L’article 13 est encore plus controversé, il prévoit de transformer le statut légal des « prestataires de services de la société de l'information » (des sociétés telles que YouTube). Cet article attribuera une responsabilité « active » aux hébergeurs dans la protection des droits d’auteurs alors que le statut actuel est de la considérer comme « passive ». Cette différence implique un bouleversement de la gestion des droits d’auteurs. Le système actuel voit les sites comme non responsables des violations commises par ses utilisateurs, ils agissent seulement « a posteriori » à la demande des ayants droit. Le nouveau texte prévoit donc de déplacer la responsabilité des utilisateurs à l’hébergeur lui-même. Ce changement est tout sauf anodin. Pour s’assurer de ne pas violer la loi, la plateforme devra créer un système de contrôle « a priori » pour détecter tout contenu illégal.
 
L’exemple de YouTube

Pour référence, YouTube utilise un algorithme depuis quelques années nommé « content ID », son but est de s’assurer du respect des droits d’auteurs lorsque les vidéos sont monétisées. Ce programme est la cible d’un fort mécontentement par les créateurs sur la plateforme. Il agit de manière brusque, sans reconnaître les nuances du droit à la citation et à la parodie. Ainsi nombre de youtubeurs se retrouvent privés de leurs revenus pour des utilisations légitimes. La technologie qui permettrait une analyse assez fine pour distinguer les contenus en fonction de critères juridiques déjà flous pour des humains est tout simplement irréelle. Obliger les géants du web à se conformer à cette réglementation aura un important effet négatif sur le contenu disponible. Pour éviter un nombre important de procès, les hébergeurs pourraient interdire toute publication potentiellement à problème, légale ou illégale. Cette décision impactera fortement toutes les personnes faisant d’Internet leur moyen de subsistance. Cela signifiera aussi la fin des parodies et l’extrême précaution pour toute référence et citation à un contenu sous copyright.
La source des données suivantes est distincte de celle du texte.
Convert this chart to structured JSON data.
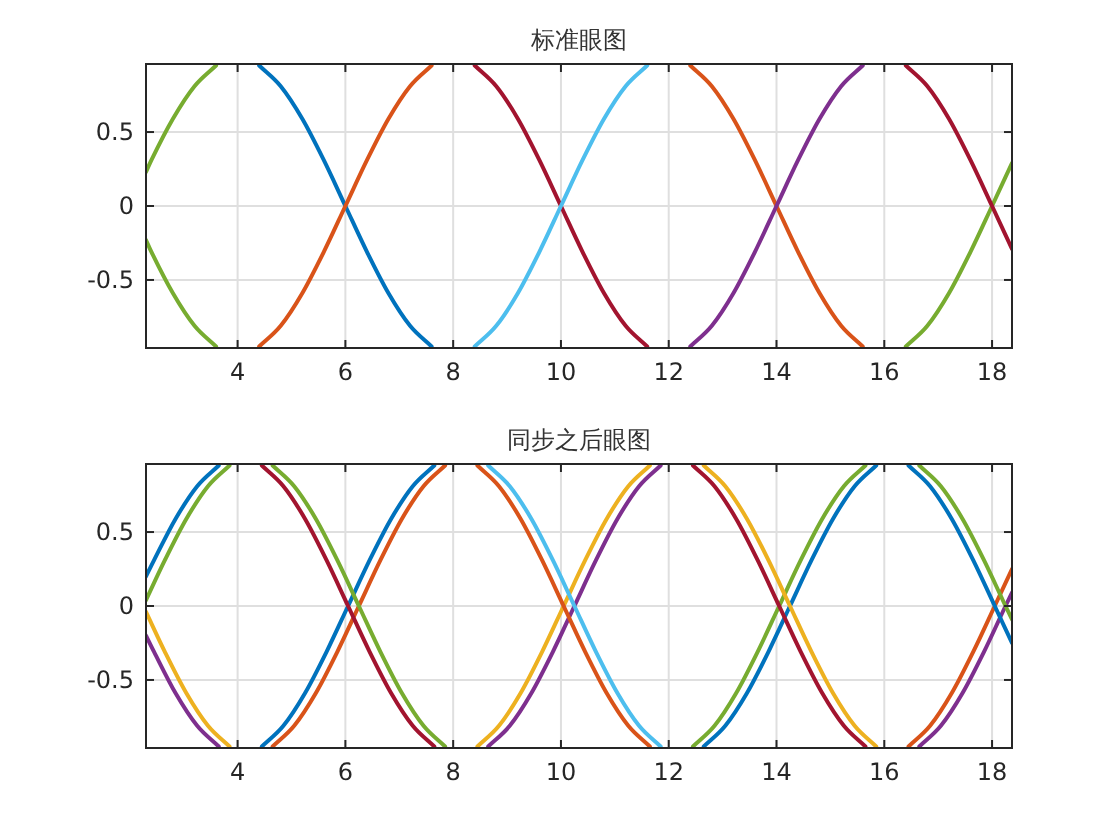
{
  "chart_data": [
    {
      "type": "line",
      "title": "标准眼图",
      "xlim": [
        2.3,
        18.37
      ],
      "ylim": [
        -0.96,
        0.96
      ],
      "xticks": [
        4,
        6,
        8,
        10,
        12,
        14,
        16,
        18
      ],
      "yticks": [
        -0.5,
        0,
        0.5
      ],
      "grid": true,
      "series": [
        {
          "color": "#77ac30",
          "x": [
            2.3,
            2.4,
            2.8,
            3.2,
            3.6
          ],
          "values": [
            0.23,
            0.31,
            0.59,
            0.81,
            0.95
          ]
        },
        {
          "color": "#77ac30",
          "x": [
            2.3,
            2.4,
            2.8,
            3.2,
            3.6
          ],
          "values": [
            -0.23,
            -0.31,
            -0.59,
            -0.81,
            -0.95
          ]
        },
        {
          "color": "#0072bd",
          "x": [
            4.4,
            4.8,
            5.2,
            5.6,
            6,
            6.4,
            6.8,
            7.2,
            7.6
          ],
          "values": [
            0.95,
            0.81,
            0.59,
            0.31,
            0,
            -0.31,
            -0.59,
            -0.81,
            -0.95
          ]
        },
        {
          "color": "#d95319",
          "x": [
            4.4,
            4.8,
            5.2,
            5.6,
            6,
            6.4,
            6.8,
            7.2,
            7.6
          ],
          "values": [
            -0.95,
            -0.81,
            -0.59,
            -0.31,
            0,
            0.31,
            0.59,
            0.81,
            0.95
          ]
        },
        {
          "color": "#a2142f",
          "x": [
            8.4,
            8.8,
            9.2,
            9.6,
            10,
            10.4,
            10.8,
            11.2,
            11.6
          ],
          "values": [
            0.95,
            0.81,
            0.59,
            0.31,
            0,
            -0.31,
            -0.59,
            -0.81,
            -0.95
          ]
        },
        {
          "color": "#4dbeee",
          "x": [
            8.4,
            8.8,
            9.2,
            9.6,
            10,
            10.4,
            10.8,
            11.2,
            11.6
          ],
          "values": [
            -0.95,
            -0.81,
            -0.59,
            -0.31,
            0,
            0.31,
            0.59,
            0.81,
            0.95
          ]
        },
        {
          "color": "#d95319",
          "x": [
            12.4,
            12.8,
            13.2,
            13.6,
            14,
            14.4,
            14.8,
            15.2,
            15.6
          ],
          "values": [
            0.95,
            0.81,
            0.59,
            0.31,
            0,
            -0.31,
            -0.59,
            -0.81,
            -0.95
          ]
        },
        {
          "color": "#7e2f8e",
          "x": [
            12.4,
            12.8,
            13.2,
            13.6,
            14,
            14.4,
            14.8,
            15.2,
            15.6
          ],
          "values": [
            -0.95,
            -0.81,
            -0.59,
            -0.31,
            0,
            0.31,
            0.59,
            0.81,
            0.95
          ]
        },
        {
          "color": "#77ac30",
          "x": [
            16.4,
            16.8,
            17.2,
            17.6,
            18,
            18.37
          ],
          "values": [
            -0.95,
            -0.81,
            -0.59,
            -0.31,
            0,
            0.29
          ]
        },
        {
          "color": "#a2142f",
          "x": [
            16.4,
            16.8,
            17.2,
            17.6,
            18,
            18.37
          ],
          "values": [
            0.95,
            0.81,
            0.59,
            0.31,
            0,
            -0.29
          ]
        }
      ]
    },
    {
      "type": "line",
      "title": "同步之后眼图",
      "xlim": [
        2.3,
        18.37
      ],
      "ylim": [
        -0.96,
        0.96
      ],
      "xticks": [
        4,
        6,
        8,
        10,
        12,
        14,
        16,
        18
      ],
      "yticks": [
        -0.5,
        0,
        0.5
      ],
      "grid": true,
      "series": [
        {
          "color": "#0072bd",
          "x": [
            2.3,
            2.45,
            2.85,
            3.25,
            3.65
          ],
          "values": [
            0.2,
            0.31,
            0.59,
            0.81,
            0.95
          ]
        },
        {
          "color": "#77ac30",
          "x": [
            2.3,
            2.65,
            3.05,
            3.45,
            3.85
          ],
          "values": [
            0.04,
            0.31,
            0.59,
            0.81,
            0.95
          ]
        },
        {
          "color": "#7e2f8e",
          "x": [
            2.3,
            2.45,
            2.85,
            3.25,
            3.65
          ],
          "values": [
            -0.2,
            -0.31,
            -0.59,
            -0.81,
            -0.95
          ]
        },
        {
          "color": "#edb120",
          "x": [
            2.3,
            2.65,
            3.05,
            3.45,
            3.85
          ],
          "values": [
            -0.04,
            -0.31,
            -0.59,
            -0.81,
            -0.95
          ]
        },
        {
          "color": "#0072bd",
          "x": [
            4.45,
            4.85,
            5.25,
            5.65,
            6.05,
            6.45,
            6.85,
            7.25,
            7.65
          ],
          "values": [
            -0.95,
            -0.81,
            -0.59,
            -0.31,
            0,
            0.31,
            0.59,
            0.81,
            0.95
          ]
        },
        {
          "color": "#d95319",
          "x": [
            4.65,
            5.05,
            5.45,
            5.85,
            6.25,
            6.65,
            7.05,
            7.45,
            7.85
          ],
          "values": [
            -0.95,
            -0.81,
            -0.59,
            -0.31,
            0,
            0.31,
            0.59,
            0.81,
            0.95
          ]
        },
        {
          "color": "#a2142f",
          "x": [
            4.45,
            4.85,
            5.25,
            5.65,
            6.05,
            6.45,
            6.85,
            7.25,
            7.65
          ],
          "values": [
            0.95,
            0.81,
            0.59,
            0.31,
            0,
            -0.31,
            -0.59,
            -0.81,
            -0.95
          ]
        },
        {
          "color": "#77ac30",
          "x": [
            4.65,
            5.05,
            5.45,
            5.85,
            6.25,
            6.65,
            7.05,
            7.45,
            7.85
          ],
          "values": [
            0.95,
            0.81,
            0.59,
            0.31,
            0,
            -0.31,
            -0.59,
            -0.81,
            -0.95
          ]
        },
        {
          "color": "#edb120",
          "x": [
            8.45,
            8.85,
            9.25,
            9.65,
            10.05,
            10.45,
            10.85,
            11.25,
            11.65
          ],
          "values": [
            -0.95,
            -0.81,
            -0.59,
            -0.31,
            0,
            0.31,
            0.59,
            0.81,
            0.95
          ]
        },
        {
          "color": "#7e2f8e",
          "x": [
            8.65,
            9.05,
            9.45,
            9.85,
            10.25,
            10.65,
            11.05,
            11.45,
            11.85
          ],
          "values": [
            -0.95,
            -0.81,
            -0.59,
            -0.31,
            0,
            0.31,
            0.59,
            0.81,
            0.95
          ]
        },
        {
          "color": "#d95319",
          "x": [
            8.45,
            8.85,
            9.25,
            9.65,
            10.05,
            10.45,
            10.85,
            11.25,
            11.65
          ],
          "values": [
            0.95,
            0.81,
            0.59,
            0.31,
            0,
            -0.31,
            -0.59,
            -0.81,
            -0.95
          ]
        },
        {
          "color": "#4dbeee",
          "x": [
            8.65,
            9.05,
            9.45,
            9.85,
            10.25,
            10.65,
            11.05,
            11.45,
            11.85
          ],
          "values": [
            0.95,
            0.81,
            0.59,
            0.31,
            0,
            -0.31,
            -0.59,
            -0.81,
            -0.95
          ]
        },
        {
          "color": "#77ac30",
          "x": [
            12.45,
            12.85,
            13.25,
            13.65,
            14.05,
            14.45,
            14.85,
            15.25,
            15.65
          ],
          "values": [
            -0.95,
            -0.81,
            -0.59,
            -0.31,
            0,
            0.31,
            0.59,
            0.81,
            0.95
          ]
        },
        {
          "color": "#0072bd",
          "x": [
            12.65,
            13.05,
            13.45,
            13.85,
            14.25,
            14.65,
            15.05,
            15.45,
            15.85
          ],
          "values": [
            -0.95,
            -0.81,
            -0.59,
            -0.31,
            0,
            0.31,
            0.59,
            0.81,
            0.95
          ]
        },
        {
          "color": "#a2142f",
          "x": [
            12.45,
            12.85,
            13.25,
            13.65,
            14.05,
            14.45,
            14.85,
            15.25,
            15.65
          ],
          "values": [
            0.95,
            0.81,
            0.59,
            0.31,
            0,
            -0.31,
            -0.59,
            -0.81,
            -0.95
          ]
        },
        {
          "color": "#edb120",
          "x": [
            12.65,
            13.05,
            13.45,
            13.85,
            14.25,
            14.65,
            15.05,
            15.45,
            15.85
          ],
          "values": [
            0.95,
            0.81,
            0.59,
            0.31,
            0,
            -0.31,
            -0.59,
            -0.81,
            -0.95
          ]
        },
        {
          "color": "#d95319",
          "x": [
            16.45,
            16.85,
            17.25,
            17.65,
            18.05,
            18.37
          ],
          "values": [
            -0.95,
            -0.81,
            -0.59,
            -0.31,
            0,
            0.25
          ]
        },
        {
          "color": "#7e2f8e",
          "x": [
            16.65,
            17.05,
            17.45,
            17.85,
            18.25,
            18.37
          ],
          "values": [
            -0.95,
            -0.81,
            -0.59,
            -0.31,
            0,
            0.09
          ]
        },
        {
          "color": "#0072bd",
          "x": [
            16.45,
            16.85,
            17.25,
            17.65,
            18.05,
            18.37
          ],
          "values": [
            0.95,
            0.81,
            0.59,
            0.31,
            0,
            -0.25
          ]
        },
        {
          "color": "#77ac30",
          "x": [
            16.65,
            17.05,
            17.45,
            17.85,
            18.25,
            18.37
          ],
          "values": [
            0.95,
            0.81,
            0.59,
            0.31,
            0,
            -0.09
          ]
        }
      ]
    }
  ]
}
Un second problème se pose aussi pour les starts up et les PME du numérique qui ne disposent pas des capacités financières et matérielles des grands groupes pour s’assurer du respect de la loi. Ce texte pourrait donc être un frein important à l’innovation en Europe.

Le fonctionnement actuel de YouTube est un indicateur intéressant sur ce que pourrait être l’Internet européen sous la directive copyright. La technologie de contrôle n’est a priori simplement pas assez mature et se révèle être un handicap à la création et à l’entreprise.
 
L’UE aboutit à un texte limitant les libertés individuelles en limitant les valeurs qui ont fait Internet depuis sa création. L’UE en agissant ainsi, avec un texte contraignant pourrait affaiblir durablement son industrie du numérique, un secteur où elle possède déjà un retard conséquent en regard du reste du monde.